第13話 ドレス選び



「ふわぁぁぁぁあっ! キッラキラなのぉーっ!!」


 通された部屋には色とりどりの衣類が飾られていた。

 どれも流石は貴族向けという感じで、布や糸に気を使っており、縫製や刺繍も丁寧な仕事。

 装飾品もキラキラで、クイナにとっては今まで見て来たものとは全然違うように見えたのだろう。

 耳ピピーン、尻尾ブンブンブン状態のクイナが、頬を紅潮させて走りだ――ガシッ。


「クイナ、ここでは走っちゃいけません」

「はぁい、なの」


 慌てて首根っこを掴み、足プラーン状態で言葉を呑み込ませる。


 幾ら王太子時代に見慣れたレベルの品々とはいえ、もし何かあってこの部屋の物を自腹で払う事になったら、かなり財布に痛いだろう。

 これでも一応冒険者家業でクイナと二人で暮らすには十分な収入を得てはいるものの、無駄遣いするつもりはない。

 クイナだって、折角なら服に沢山金を使うより肉とかプリンに金を使いたいと思うしな。

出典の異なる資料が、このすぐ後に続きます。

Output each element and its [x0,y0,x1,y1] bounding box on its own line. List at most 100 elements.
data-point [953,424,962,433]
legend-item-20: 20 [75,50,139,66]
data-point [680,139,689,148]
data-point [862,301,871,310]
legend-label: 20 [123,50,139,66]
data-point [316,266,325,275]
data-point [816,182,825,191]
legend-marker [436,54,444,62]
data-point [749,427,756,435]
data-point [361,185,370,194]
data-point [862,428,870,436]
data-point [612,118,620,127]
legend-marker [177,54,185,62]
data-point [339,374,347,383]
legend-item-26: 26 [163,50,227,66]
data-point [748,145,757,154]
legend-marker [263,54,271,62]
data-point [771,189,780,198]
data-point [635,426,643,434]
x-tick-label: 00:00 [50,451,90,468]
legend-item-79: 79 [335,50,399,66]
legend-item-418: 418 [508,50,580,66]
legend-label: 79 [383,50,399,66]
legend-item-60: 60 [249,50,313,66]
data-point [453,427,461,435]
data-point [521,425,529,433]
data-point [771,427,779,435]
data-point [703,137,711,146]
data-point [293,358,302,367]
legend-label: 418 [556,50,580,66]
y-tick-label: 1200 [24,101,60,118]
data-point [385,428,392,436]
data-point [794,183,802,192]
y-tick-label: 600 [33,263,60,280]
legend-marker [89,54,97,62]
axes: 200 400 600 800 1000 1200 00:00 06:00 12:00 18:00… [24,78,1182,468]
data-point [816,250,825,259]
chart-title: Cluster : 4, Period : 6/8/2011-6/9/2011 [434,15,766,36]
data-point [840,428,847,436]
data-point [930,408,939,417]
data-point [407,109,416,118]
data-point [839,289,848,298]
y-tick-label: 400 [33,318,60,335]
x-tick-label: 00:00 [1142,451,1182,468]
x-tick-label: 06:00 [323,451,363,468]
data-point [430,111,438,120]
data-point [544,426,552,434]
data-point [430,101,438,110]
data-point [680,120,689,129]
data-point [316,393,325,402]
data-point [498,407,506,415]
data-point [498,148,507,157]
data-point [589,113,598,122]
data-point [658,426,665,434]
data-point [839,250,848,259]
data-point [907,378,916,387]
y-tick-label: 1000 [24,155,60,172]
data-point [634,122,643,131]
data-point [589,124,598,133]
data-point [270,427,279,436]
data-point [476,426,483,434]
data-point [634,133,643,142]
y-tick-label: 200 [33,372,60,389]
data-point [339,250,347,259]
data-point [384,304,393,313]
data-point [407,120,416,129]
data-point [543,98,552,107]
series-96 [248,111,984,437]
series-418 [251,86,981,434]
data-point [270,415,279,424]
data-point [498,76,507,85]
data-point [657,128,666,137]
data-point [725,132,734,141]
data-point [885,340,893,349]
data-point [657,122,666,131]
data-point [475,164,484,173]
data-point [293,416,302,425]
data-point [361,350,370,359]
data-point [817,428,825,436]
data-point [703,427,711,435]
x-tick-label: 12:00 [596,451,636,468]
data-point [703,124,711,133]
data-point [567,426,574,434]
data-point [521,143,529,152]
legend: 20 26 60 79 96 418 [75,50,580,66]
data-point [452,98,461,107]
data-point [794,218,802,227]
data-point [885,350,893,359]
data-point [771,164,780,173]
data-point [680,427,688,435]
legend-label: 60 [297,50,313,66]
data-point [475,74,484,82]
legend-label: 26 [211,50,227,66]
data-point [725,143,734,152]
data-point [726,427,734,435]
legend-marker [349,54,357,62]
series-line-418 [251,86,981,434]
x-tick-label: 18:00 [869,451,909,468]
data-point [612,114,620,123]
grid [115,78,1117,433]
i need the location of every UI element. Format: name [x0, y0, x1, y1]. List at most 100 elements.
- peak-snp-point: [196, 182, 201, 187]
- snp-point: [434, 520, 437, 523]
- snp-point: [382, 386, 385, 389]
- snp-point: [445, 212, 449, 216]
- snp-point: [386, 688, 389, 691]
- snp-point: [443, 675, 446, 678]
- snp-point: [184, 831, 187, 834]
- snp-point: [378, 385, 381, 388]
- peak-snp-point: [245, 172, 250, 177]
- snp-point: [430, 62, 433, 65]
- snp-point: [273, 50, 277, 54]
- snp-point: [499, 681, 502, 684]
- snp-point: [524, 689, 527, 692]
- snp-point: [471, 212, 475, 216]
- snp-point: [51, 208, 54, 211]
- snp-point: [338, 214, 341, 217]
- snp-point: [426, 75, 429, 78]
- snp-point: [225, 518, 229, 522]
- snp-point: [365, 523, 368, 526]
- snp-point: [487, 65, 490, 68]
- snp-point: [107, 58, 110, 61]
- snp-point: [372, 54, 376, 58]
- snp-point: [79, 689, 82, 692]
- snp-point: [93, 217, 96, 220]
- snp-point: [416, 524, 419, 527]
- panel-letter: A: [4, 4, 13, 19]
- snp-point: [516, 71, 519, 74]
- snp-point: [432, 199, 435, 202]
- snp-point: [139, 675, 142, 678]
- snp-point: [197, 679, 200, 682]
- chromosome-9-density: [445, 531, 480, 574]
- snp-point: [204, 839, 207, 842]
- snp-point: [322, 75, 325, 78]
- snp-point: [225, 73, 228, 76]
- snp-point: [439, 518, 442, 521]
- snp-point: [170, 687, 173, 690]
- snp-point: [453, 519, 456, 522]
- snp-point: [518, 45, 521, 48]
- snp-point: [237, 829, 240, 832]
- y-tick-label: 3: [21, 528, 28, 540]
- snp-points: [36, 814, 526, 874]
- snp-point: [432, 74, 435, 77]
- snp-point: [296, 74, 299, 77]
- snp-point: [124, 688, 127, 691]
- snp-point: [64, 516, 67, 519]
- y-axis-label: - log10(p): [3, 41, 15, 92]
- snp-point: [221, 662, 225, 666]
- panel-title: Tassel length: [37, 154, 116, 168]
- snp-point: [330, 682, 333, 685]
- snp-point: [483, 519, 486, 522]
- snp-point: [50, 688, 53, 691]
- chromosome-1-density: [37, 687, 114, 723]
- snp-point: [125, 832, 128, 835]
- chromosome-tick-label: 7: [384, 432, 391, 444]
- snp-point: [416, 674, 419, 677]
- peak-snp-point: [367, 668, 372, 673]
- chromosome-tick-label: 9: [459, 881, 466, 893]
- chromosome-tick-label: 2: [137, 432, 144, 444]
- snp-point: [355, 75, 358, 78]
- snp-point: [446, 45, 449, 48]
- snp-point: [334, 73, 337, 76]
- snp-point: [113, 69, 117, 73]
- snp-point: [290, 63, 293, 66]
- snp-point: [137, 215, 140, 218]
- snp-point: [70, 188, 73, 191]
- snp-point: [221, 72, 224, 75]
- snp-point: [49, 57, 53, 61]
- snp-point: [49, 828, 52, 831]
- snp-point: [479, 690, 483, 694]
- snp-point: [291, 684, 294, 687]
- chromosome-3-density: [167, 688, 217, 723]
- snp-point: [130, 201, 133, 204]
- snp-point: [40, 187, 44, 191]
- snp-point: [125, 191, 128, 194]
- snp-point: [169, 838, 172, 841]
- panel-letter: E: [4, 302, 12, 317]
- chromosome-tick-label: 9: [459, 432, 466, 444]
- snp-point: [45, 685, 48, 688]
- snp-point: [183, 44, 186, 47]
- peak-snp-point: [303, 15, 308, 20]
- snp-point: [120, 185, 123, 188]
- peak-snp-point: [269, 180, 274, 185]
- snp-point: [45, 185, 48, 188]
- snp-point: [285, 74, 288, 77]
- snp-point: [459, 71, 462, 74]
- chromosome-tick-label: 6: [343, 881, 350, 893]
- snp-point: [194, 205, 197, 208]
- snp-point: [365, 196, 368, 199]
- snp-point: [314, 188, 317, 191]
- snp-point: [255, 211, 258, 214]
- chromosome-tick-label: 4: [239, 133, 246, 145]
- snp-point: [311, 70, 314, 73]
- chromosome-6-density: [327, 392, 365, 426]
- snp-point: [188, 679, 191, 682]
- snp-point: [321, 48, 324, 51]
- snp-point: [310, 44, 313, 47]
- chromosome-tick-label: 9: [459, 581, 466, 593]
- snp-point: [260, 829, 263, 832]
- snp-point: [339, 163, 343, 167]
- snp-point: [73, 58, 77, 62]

 クイナが興奮から落ち着いてきたところで放してやると、改めてこちらを見上げてくる。


「今日は、お洋服買うの?」

「パーティー用のな。どんなのがいい?」

「赤なの!」

「色か」


 俺は、フリルが沢山とかリボンが付いてるとか、そういう好みを聞いたつもりだったんだが。


 っていうか、赤いドレスって。

 何となくドレスで赤っていうと『大人』とか『キツイ』イメージがあるんだけど、クイナにはあんまりそぐわない……っていうか、似合わなそうだと思う。

 でも本人は、がぜん赤いドレス推し。

 うーん……。


「俺の中ではもうちょっと柔らかめの色のイメージだけど」

「なるほど。ならば淡い色のドレスに赤で装飾を施すという手もありますよ?」

「刺繍とか?」

「他にも生花やリボンやフリルなど、やり方は幾らでもあります。ワンポイントの方が、真っ赤よりもより一層赤が引き立つと思いますよ?」


 おそらく彼も、クイナにはオレンジの方が似合うと思ったのだろう。

 後半はクイナへ向けてのプレゼンだ。

 そしてすかさず俺を向く。


「それに、小物を赤を合わせるのなら、ある程度デザインにも融通が利きますしね。全オーダーメイドにするとどうしても値が張りますから」


 流石はダンノ。

 たった一度着るだけの晴れ着だ、そう思うとやはりオーダーメイドまでは必要ないのではないかと思っていた俺の心を先回りして、そんな提案をしてくれる。

 本当に出来る商人だ。


「デザイン、なの?」

「えぇ。例えば、プリンの刺繍を入れたりとか」


 いやまぁクイナは確かにプリン好きだし彼女の意識を向けたくてした提案なんだろうとは思うが、プリン刺繍のドレスってかなり斬新だな。

 いやまぁ時には斬新なデザインがその年の社交界の流行を掻っ攫うという事も無い事は無いけど、プリンだぞ?

 あんまりうまく想像できない。


「プリンよりもトマトが良いの!」

「トマト?」

「プリンは黄色なの! 赤ならトマトなのっ!!」


 あぁなるほど。

 確かに家で野菜を作って食べるようになってから、トマト好きになったもんなお前。

 そんな風にいっそ感心する一方で、「それにしてもトマトかよ」という気持ちも同時に芽生える。


 結局食い物から離れてないじゃん。

 一体どれだけ食うの好き……あ、いや、食うの好きだよなぁクイナ。


 妙に納得させられてしまい、最終的には「まぁクイナがご機嫌で臨めるんなら良いか」と思い直す。


 こういうのはどうせ自己満足だ。

 何かを代表する訳でもないのだから、クイナがどんな服を着ようが誰かの面子を潰す事は無い。

 周りの目よりもクイナ本人の気持ちの方が大事だし、ダンノならきっと恥にならないようなものを売ってくれる。


「では、ドレスはどれにしましょうかねぇ」

「いっぱいあるの!」

「えぇ。クイナさんに似合うものもいっぱいありますからね、幾つか試しに着てみましょうか。ファッションショーです」

「ファッションショーっ!!」


 ダンノの言葉にクイナの薄紫の瞳がキラリと煌めく。


 女性の買い物には時間がかかるとよく言うが、もしかしたら『年齢に問わず』なのかもしれない。

 彼女の様子からそう察し、俺は今日一日、クイナのおめかしに付き合う覚悟を密かに心に決めたのだった。